Because the Court has held that there is a genuine issue of material fact as to whether Conley used objectively unreasonable force against Mileham, subjecting him to an unlawful seizure in violation of the Fourth Amendment, and because the Court holds that Mileham's rights were clearly established at the time of the alleged conduct, the Court denies Conley the protection of qualified immunity. The claim against him under § 1983 will proceed to trial.
B. Summary Judgment is warranted as to Mileham's state law Claims Against Swierkosz But Not Conley.
In addition to his Fourth Amendment claims, Mileham asserted state law claims against Conley and Swierkosz for assault and battery. (ECF No. 37, ¶¶ 62-66). Under Pennsylvania law, “an assault is an intentional attempt by force to do an injury to the person of another, and a battery is committed whenever the violence menaced in an assault is actually done, though in ever so small a degree, upon the person.” Renk v. City of Pittsburgh, 641 A.2d 289, 293 (Pa. 1994) (internal quotation omitted). An officer is permitted to use an amount of force reasonable under the circumstances to effectuate a lawful arrest. “The reasonableness of the force ... determines whether the police officer's conduct constitutes an assault and battery.” Russoli v. Salisbury Township, 126 F.Supp.2d 821, 870 (E.D. Pa. 2000) (internal quotation marks and citation omitted).

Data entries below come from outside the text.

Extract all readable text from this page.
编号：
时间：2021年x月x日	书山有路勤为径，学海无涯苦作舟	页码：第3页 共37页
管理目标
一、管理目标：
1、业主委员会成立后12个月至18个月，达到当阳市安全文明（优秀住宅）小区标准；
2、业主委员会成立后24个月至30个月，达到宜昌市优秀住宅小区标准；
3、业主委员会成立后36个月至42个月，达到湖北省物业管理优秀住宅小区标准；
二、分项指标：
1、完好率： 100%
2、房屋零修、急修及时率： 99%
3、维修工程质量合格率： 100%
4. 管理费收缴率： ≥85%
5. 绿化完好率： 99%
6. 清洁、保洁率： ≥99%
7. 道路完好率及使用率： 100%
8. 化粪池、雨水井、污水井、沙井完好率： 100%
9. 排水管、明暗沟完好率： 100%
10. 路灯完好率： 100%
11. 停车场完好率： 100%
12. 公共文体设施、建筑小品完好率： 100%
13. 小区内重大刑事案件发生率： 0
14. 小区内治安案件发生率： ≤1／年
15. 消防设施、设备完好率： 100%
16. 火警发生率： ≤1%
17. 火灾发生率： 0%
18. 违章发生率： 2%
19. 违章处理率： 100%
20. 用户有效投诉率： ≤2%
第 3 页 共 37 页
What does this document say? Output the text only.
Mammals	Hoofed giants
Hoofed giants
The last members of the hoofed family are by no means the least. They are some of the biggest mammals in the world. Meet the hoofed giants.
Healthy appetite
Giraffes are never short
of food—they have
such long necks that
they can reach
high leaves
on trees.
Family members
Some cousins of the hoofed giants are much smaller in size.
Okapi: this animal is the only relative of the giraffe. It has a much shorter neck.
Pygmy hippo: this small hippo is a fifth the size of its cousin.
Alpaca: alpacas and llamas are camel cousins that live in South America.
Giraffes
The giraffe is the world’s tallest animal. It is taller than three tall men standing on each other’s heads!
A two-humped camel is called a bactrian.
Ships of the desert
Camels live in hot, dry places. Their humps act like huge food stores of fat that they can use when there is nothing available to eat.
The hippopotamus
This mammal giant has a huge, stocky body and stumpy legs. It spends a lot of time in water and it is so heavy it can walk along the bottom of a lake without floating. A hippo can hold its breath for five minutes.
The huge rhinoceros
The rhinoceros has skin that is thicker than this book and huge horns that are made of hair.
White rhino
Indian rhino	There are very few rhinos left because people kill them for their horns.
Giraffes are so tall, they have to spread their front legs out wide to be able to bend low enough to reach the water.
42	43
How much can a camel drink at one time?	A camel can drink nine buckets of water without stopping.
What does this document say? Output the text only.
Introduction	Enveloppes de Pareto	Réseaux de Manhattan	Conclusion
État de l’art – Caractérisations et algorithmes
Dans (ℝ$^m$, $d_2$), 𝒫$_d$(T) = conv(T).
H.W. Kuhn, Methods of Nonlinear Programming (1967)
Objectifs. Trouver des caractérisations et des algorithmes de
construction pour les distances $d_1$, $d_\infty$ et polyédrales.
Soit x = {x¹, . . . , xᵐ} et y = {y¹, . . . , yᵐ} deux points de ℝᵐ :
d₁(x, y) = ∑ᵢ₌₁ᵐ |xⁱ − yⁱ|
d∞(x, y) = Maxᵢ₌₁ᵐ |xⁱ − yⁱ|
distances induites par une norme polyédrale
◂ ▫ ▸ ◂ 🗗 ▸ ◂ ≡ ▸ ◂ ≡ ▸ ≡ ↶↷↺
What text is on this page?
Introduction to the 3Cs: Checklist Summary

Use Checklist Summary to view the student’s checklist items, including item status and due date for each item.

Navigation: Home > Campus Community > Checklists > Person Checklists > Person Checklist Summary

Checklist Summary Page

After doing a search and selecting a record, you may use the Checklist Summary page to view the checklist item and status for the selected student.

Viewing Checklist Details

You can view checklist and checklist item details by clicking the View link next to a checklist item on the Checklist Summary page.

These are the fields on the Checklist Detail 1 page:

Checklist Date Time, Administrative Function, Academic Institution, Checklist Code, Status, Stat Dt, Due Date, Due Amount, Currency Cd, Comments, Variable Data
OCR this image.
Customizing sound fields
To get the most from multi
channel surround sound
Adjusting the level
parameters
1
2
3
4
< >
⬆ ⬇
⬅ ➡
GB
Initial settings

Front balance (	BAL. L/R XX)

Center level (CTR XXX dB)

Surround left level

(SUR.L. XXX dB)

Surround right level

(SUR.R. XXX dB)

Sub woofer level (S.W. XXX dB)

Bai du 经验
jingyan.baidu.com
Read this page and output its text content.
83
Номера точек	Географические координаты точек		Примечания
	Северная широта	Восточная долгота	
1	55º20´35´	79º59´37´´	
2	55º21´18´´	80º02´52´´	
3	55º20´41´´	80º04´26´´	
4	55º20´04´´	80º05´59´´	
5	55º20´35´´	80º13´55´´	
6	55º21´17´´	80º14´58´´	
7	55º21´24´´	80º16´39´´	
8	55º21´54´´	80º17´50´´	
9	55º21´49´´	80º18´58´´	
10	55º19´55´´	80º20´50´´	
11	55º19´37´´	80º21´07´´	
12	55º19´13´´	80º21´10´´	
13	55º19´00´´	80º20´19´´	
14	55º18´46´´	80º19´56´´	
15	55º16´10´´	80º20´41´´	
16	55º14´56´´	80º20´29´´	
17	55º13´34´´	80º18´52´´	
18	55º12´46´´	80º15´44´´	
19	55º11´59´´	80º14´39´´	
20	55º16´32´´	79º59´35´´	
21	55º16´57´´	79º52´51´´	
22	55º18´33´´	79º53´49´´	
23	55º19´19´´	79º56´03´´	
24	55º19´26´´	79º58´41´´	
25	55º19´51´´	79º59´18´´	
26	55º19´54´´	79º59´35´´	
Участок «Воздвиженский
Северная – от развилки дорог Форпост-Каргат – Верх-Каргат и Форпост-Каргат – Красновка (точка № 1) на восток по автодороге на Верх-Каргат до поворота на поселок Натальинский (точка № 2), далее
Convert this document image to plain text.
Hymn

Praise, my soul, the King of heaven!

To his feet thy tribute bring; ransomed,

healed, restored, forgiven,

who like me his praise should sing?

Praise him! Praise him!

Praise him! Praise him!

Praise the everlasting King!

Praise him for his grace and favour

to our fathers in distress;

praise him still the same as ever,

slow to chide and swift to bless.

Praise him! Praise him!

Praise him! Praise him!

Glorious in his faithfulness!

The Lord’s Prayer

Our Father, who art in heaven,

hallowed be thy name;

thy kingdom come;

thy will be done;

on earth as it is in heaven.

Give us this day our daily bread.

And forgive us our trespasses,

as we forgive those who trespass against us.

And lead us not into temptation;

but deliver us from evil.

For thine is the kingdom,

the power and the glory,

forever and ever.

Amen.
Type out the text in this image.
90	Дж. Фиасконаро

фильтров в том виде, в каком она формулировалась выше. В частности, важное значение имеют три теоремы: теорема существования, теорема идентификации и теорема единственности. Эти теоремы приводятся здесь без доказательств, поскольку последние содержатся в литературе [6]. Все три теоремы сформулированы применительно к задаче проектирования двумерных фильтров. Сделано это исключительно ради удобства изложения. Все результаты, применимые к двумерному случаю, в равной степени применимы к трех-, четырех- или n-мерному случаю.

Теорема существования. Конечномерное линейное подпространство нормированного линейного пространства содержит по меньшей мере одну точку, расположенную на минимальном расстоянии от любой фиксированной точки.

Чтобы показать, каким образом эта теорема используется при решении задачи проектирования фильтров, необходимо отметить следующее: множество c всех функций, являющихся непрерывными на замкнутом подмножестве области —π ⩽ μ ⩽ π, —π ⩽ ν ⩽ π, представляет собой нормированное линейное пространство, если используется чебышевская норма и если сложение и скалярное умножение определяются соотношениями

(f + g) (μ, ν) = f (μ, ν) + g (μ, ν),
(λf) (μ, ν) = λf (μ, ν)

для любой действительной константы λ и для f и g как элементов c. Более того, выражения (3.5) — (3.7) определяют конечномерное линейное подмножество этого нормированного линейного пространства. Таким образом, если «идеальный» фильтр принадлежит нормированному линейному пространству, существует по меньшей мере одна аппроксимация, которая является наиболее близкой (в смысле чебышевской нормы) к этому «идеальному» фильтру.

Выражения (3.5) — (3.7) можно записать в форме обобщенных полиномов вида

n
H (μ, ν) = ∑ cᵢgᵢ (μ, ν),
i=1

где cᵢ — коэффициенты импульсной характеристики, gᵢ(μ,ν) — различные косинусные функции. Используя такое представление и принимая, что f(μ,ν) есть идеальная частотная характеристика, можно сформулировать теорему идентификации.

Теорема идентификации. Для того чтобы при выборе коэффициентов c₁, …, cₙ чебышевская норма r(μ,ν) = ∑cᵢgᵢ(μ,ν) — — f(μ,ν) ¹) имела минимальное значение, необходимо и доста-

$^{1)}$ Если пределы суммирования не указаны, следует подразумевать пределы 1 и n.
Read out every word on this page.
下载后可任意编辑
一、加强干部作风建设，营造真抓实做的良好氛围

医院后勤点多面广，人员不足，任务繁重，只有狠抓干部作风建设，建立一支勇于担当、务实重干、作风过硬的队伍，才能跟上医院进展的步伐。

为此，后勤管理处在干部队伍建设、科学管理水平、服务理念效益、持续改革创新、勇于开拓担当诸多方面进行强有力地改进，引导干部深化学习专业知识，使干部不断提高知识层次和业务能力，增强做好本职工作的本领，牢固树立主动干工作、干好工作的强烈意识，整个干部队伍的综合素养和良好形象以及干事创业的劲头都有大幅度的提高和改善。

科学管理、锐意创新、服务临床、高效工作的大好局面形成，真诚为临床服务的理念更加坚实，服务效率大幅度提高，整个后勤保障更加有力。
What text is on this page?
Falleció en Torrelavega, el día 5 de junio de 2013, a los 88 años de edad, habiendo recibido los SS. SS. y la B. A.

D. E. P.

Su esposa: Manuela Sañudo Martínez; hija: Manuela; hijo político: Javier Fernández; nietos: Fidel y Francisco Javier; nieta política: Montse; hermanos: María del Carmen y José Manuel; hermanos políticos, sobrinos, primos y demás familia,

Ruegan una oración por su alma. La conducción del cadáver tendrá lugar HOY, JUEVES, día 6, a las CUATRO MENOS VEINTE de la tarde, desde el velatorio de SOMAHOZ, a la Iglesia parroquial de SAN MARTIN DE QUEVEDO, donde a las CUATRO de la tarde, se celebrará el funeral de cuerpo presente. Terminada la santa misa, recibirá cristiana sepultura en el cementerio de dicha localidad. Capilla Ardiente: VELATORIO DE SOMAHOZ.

The Court resolves Defendants' motion on the state law claims the same way it did for Mileham's claim under § 1983. The determination turns on whether Defendants' conduct was objectively reasonable under the circumstances. As explained above, no reasonable jury could find that the conduct alleged against Swierkosz was objectively unreasonable. On the other hand, there are a number of issues of material fact with respect to Conley's conduct. As such, summary judgment on Mileham's state law claims will be granted as to Swierkosz but denied as to Conley.
IV. Conclusion
For the reasons set forth above, Defendants' Motion for Summary Judgment (ECF No. 89) will be granted as to all claims against Swierkosz and denied as to all claims against Conley. The claims against Conley will proceed to trial. Orders of Court will follow.